You’re using sub-par images

Grainy images.  Boring pictures.  Social media is full of sub-par images that don’t resonate with their audience.  At the same time, statistics have shown that posts and tweets with images repeatedly get more engagement.

The resolution: find someone on your staff that can take excellent photos with their camera or mobile device (tablet, phone, etc.) or buy stock images that coordinate with your posts.  Another option is to outsource your efforts to an online marketing agency that has a wide variety of photos just for that purpose.

You bought followers

This is the equivalent of a ‘get rich quick’ scheme on social media, and a ploy that a lot of businesses fall for.  Just buy social media followers, and suddenly you have a huge social media following!  Poof! You’re set for the long-run.

The resolution: buying followers is a short-term effort that won’t help you reach your marketing goal.  Instead, try to build a strong targeted social media audience by spreading the word about your social media efforts through in-person and electronic interactions with customers (i.e. e-mails, e-newsletters, sales interactions, phone calls, etc.)

You’re not posting when they’re on

You post whenever you think of it, or whenever you have time.

The resolution: don’t just know what social media site your customers are on, but when they are on.  You can use insights on Facebook, measurement tools that monitor your followers’ activity, and testing on your own to determine when they are on and engaging with your brand.  If you don’t have the time to post when your followers are on, use scheduling tools like Hootsuite and Buffer.

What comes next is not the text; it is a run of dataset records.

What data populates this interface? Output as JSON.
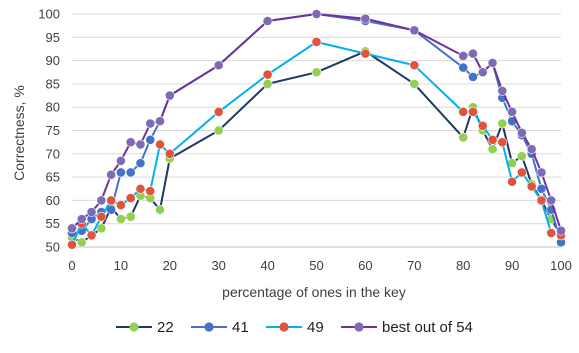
{
  "chart_data": {
    "type": "line",
    "xlabel": "percentage of ones in the key",
    "ylabel": "Correctness, %",
    "xlim": [
      0,
      100
    ],
    "ylim": [
      50,
      100
    ],
    "x_ticks": [
      0,
      10,
      20,
      30,
      40,
      50,
      60,
      70,
      80,
      90,
      100
    ],
    "y_ticks": [
      50,
      55,
      60,
      65,
      70,
      75,
      80,
      85,
      90,
      95,
      100
    ],
    "grid": "horizontal",
    "legend_position": "bottom",
    "series": [
      {
        "name": "22",
        "line_color": "#203864",
        "marker_color": "#92D050",
        "points": [
          [
            0,
            52
          ],
          [
            2,
            51
          ],
          [
            4,
            52.5
          ],
          [
            6,
            54
          ],
          [
            8,
            58.5
          ],
          [
            10,
            56
          ],
          [
            12,
            56.5
          ],
          [
            14,
            61
          ],
          [
            16,
            60.5
          ],
          [
            18,
            58
          ],
          [
            20,
            69
          ],
          [
            30,
            75
          ],
          [
            40,
            85
          ],
          [
            50,
            87.5
          ],
          [
            60,
            92
          ],
          [
            70,
            85
          ],
          [
            80,
            73.5
          ],
          [
            82,
            80
          ],
          [
            84,
            75
          ],
          [
            86,
            71
          ],
          [
            88,
            76.5
          ],
          [
            90,
            68
          ],
          [
            92,
            69.5
          ],
          [
            94,
            63.5
          ],
          [
            96,
            60
          ],
          [
            98,
            56
          ],
          [
            100,
            52.5
          ]
        ]
      },
      {
        "name": "41",
        "line_color": "#4472C4",
        "marker_color": "#4472C4",
        "points": [
          [
            0,
            53
          ],
          [
            2,
            53.5
          ],
          [
            4,
            56
          ],
          [
            6,
            57.5
          ],
          [
            8,
            58
          ],
          [
            10,
            66
          ],
          [
            12,
            66
          ],
          [
            14,
            68
          ],
          [
            16,
            73
          ],
          [
            18,
            77
          ],
          [
            20,
            82.5
          ],
          [
            30,
            89
          ],
          [
            40,
            98.5
          ],
          [
            50,
            100
          ],
          [
            60,
            98.5
          ],
          [
            70,
            96.5
          ],
          [
            80,
            88.5
          ],
          [
            82,
            86.5
          ],
          [
            84,
            87.5
          ],
          [
            86,
            89.5
          ],
          [
            88,
            82
          ],
          [
            90,
            77
          ],
          [
            92,
            74
          ],
          [
            94,
            70
          ],
          [
            96,
            62.5
          ],
          [
            98,
            58
          ],
          [
            100,
            51
          ]
        ]
      },
      {
        "name": "49",
        "line_color": "#00B0F0",
        "marker_color": "#E0533D",
        "points": [
          [
            0,
            50.5
          ],
          [
            2,
            55
          ],
          [
            4,
            52.5
          ],
          [
            6,
            56.5
          ],
          [
            8,
            60
          ],
          [
            10,
            59
          ],
          [
            12,
            60.5
          ],
          [
            14,
            62.5
          ],
          [
            16,
            62
          ],
          [
            18,
            72
          ],
          [
            20,
            70
          ],
          [
            30,
            79
          ],
          [
            40,
            87
          ],
          [
            50,
            94
          ],
          [
            60,
            91.5
          ],
          [
            70,
            89
          ],
          [
            80,
            79
          ],
          [
            82,
            79
          ],
          [
            84,
            76
          ],
          [
            86,
            73
          ],
          [
            88,
            72.5
          ],
          [
            90,
            64
          ],
          [
            92,
            66
          ],
          [
            94,
            63
          ],
          [
            96,
            60
          ],
          [
            98,
            53
          ],
          [
            100,
            52.5
          ]
        ]
      },
      {
        "name": "best out of 54",
        "line_color": "#7030A0",
        "marker_color": "#7F6AB4",
        "points": [
          [
            0,
            54
          ],
          [
            2,
            56
          ],
          [
            4,
            57.5
          ],
          [
            6,
            60
          ],
          [
            8,
            65.5
          ],
          [
            10,
            68.5
          ],
          [
            12,
            72.5
          ],
          [
            14,
            72
          ],
          [
            16,
            76.5
          ],
          [
            18,
            77
          ],
          [
            20,
            82.5
          ],
          [
            30,
            89
          ],
          [
            40,
            98.5
          ],
          [
            50,
            100
          ],
          [
            60,
            99
          ],
          [
            70,
            96.5
          ],
          [
            80,
            91
          ],
          [
            82,
            91.5
          ],
          [
            84,
            87.5
          ],
          [
            86,
            89.5
          ],
          [
            88,
            83.5
          ],
          [
            90,
            79
          ],
          [
            92,
            74.5
          ],
          [
            94,
            71
          ],
          [
            96,
            66
          ],
          [
            98,
            60
          ],
          [
            100,
            53.5
          ]
        ]
      }
    ]
  }
}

You have unrealistic expectations

Everyone wants to get on social media and BOOM! one of your posts goes viral.  The heavens pour down with followers willing to buy your product and services.  Sounds great, doesn’t it?  That’s what most business owners and managers seem to expect from marketing on social media.  Unfortunately, that’s not how social media works (most of the time)—and often the followers you get are not interested in purchasing.

The resolution: take every measure possible to get results, but understand that social media is a marathon—not a sprint.  Set realistic goals for social media, such as messages that result in sales or a reasonable growth pattern that is in line with brand awareness.

You’re not responsive

Unanswered messages.  Comments with no response.  Every comment, message, tweet….it’s all an opportunity to engage with your customers and colleagues.  Don’t pass up these missed opportunities to build customer loyalty and show you care.  Your customers expect you to respond, and respond quickly.

The resolution: social media is supposed to be about conversations, so make sure you converse with your colleagues and customers.  Take our advice on dealing with negativity, and respond to every message and comment with a real voice so they know they are talking to a real person.  Even if you outsource your social media marketing, make sure you pay attention and respond quickly to inquiries (find more rules for excellent online customer service).

You’ve mixed business and anger

You’re angry about a customer reaction, so you post on social media how peeved you are.  A political situation leaves you seething, and all your social media followers know—and don’t like it.  Knee-jerk reactions may make you feel better, but a rash reaction to a comment or current event is not going to gain you followers on social media.

The resolution: there are two R’s to follow in social media marketing, and ranting is not one of them.  Be professional and real (you can be both) in all your social media interactions, and think through everything you post or comment BEFORE you take action.  Respond quickly, however, as customers respond a fast reaction.  If you have any questions, consult with the professionals before you post.